The next day, the jury asked for the card with Miranda warnings that Hernandez initialed after waiving his right to remain silent, as well as the missing child poster he was shown during the seven-hour interrogation that led to his confession. In this request, the jury appears to be seeking to understand how Hernandez’s confession was obtained – and whether it indeed came under duress.

When deliberations resumed on Monday, the jury next requested the weather report on the day Etan died. Hernandez recalled that day – May 25, 1979 – as being sunny and clear, when in fact it was dark and gloomy. This could be a sign of Hernandez’s poor memory – or alternatively, a sign that he did, in fact, make the story up.

Then on Tuesday, the jurors sought clarification of the judge’s instructions regarding “the legal requirement of convicting a defendant on his/her words alone.” That is, they asked whether a person could be convicted of a crime on words alone.

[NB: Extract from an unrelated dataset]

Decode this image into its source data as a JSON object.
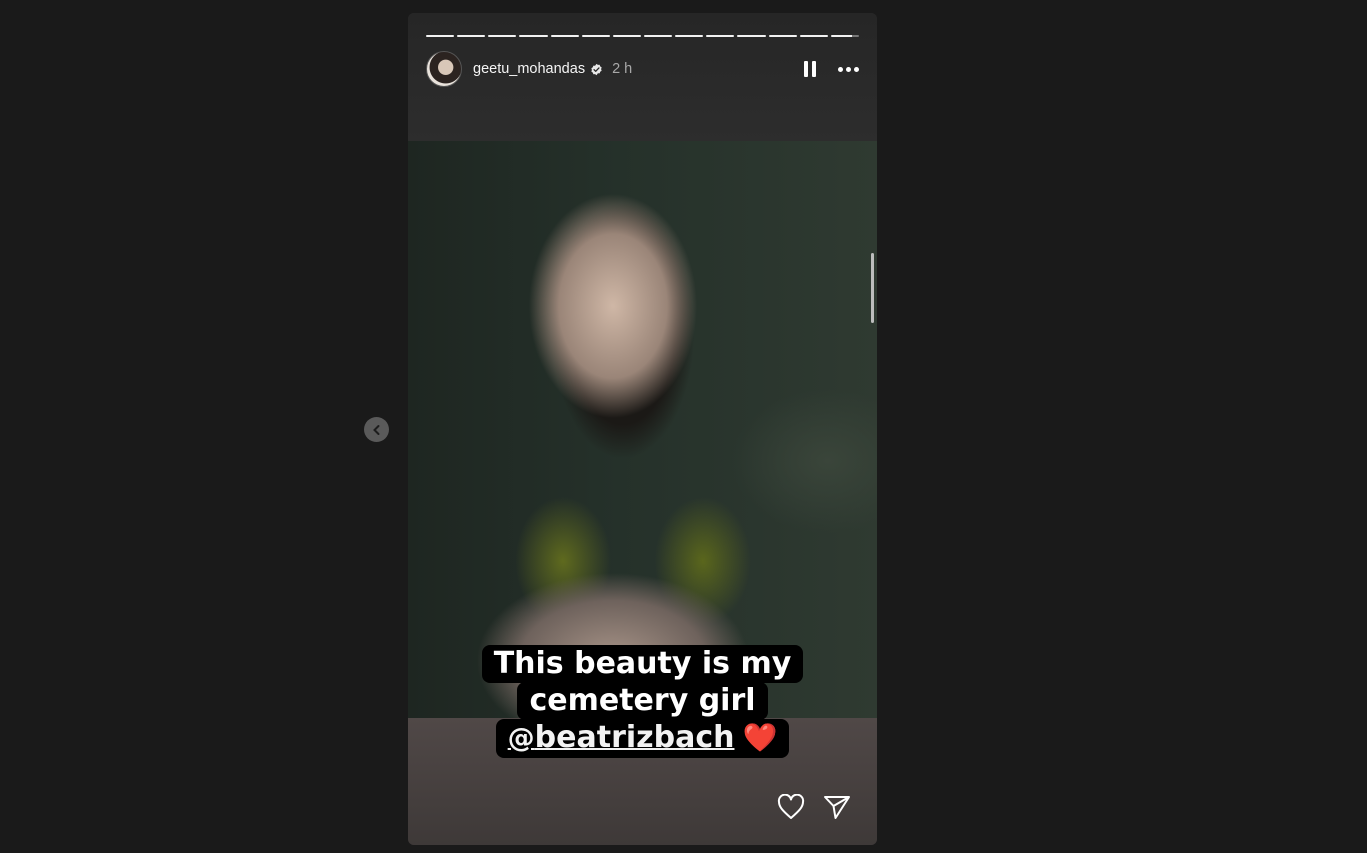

“Under our law, a person may not be convicted of an offense solely upon evidence of a confession or admission made by that person without additional proof that the offense charged has been committed,” Justice Maxwell Wiley told jurors Tuesday, the Wall Street Journal reports. Without any physical evidence in the crime, the prosecution’s case largely rests on Hernandez’s confession.

That day, the jury also asked to review testimony from two psychiatrists, both of whom spoke to Hernandez following his arrest and heard an account of how he claimed he killed Etan. Again, this request was likely made to compare the various accounts Hernandez has given over the years.

On Wednesday, jurors asked for a list of witnesses, exhibits and agreements that both sides made on matters of evidence. They also asked to review testimony from Etan’s childhood friend, who saved a seat for him on the bus the day he vanished, The New York Times reports.

Chelsea Altman, now 42, testified that Etan had told her about an adult friend named Johnny in the days before he disappeared, which would seemingly support the defense’s theory that Hernandez is innocent.

And then on Thursday, they requested a computer with Excel to “organize their thoughts,” CBS News reports, as well as yet more readbacks, this time the testimony of former federal prosecutor Stuart GraBois and former FBI agent Mary Galligan, both witnesses for the defense.

The request seems to signal that jurors are truly considering Ramos as a suspect in Etan’s disappearance. GraBois previously testified that Ramos told him he was 90 percent sure he tried to sexually assault Etan on the day he disappeared, according to NY1.

Ramos told Galligan that he was with a different boy named “Jimmy” at the time of Etan’s disappearance, though he later admitted that he could have been with Etan, the New York Daily News reports.

However, Ramos, who is currently in prison in Pennsylvania in an unrelated child abuse case, has denied abducting and killing Etan, though a civil court later found him liable for the boy’s death in 2004, according to CBS News.

All in all, it could be quite a while before the jury comes to a verdict as they wrestle with the evidence presented.

“I don’t know how you can look at Ramos, and the evidence against Ramos, and be able to ignore Ramos in this case,” Fishbein told reporters on Thursday. “In order to convict Pedro Hernandez, they have to exclude Ramos. I think that’s a very difficult thing to do.”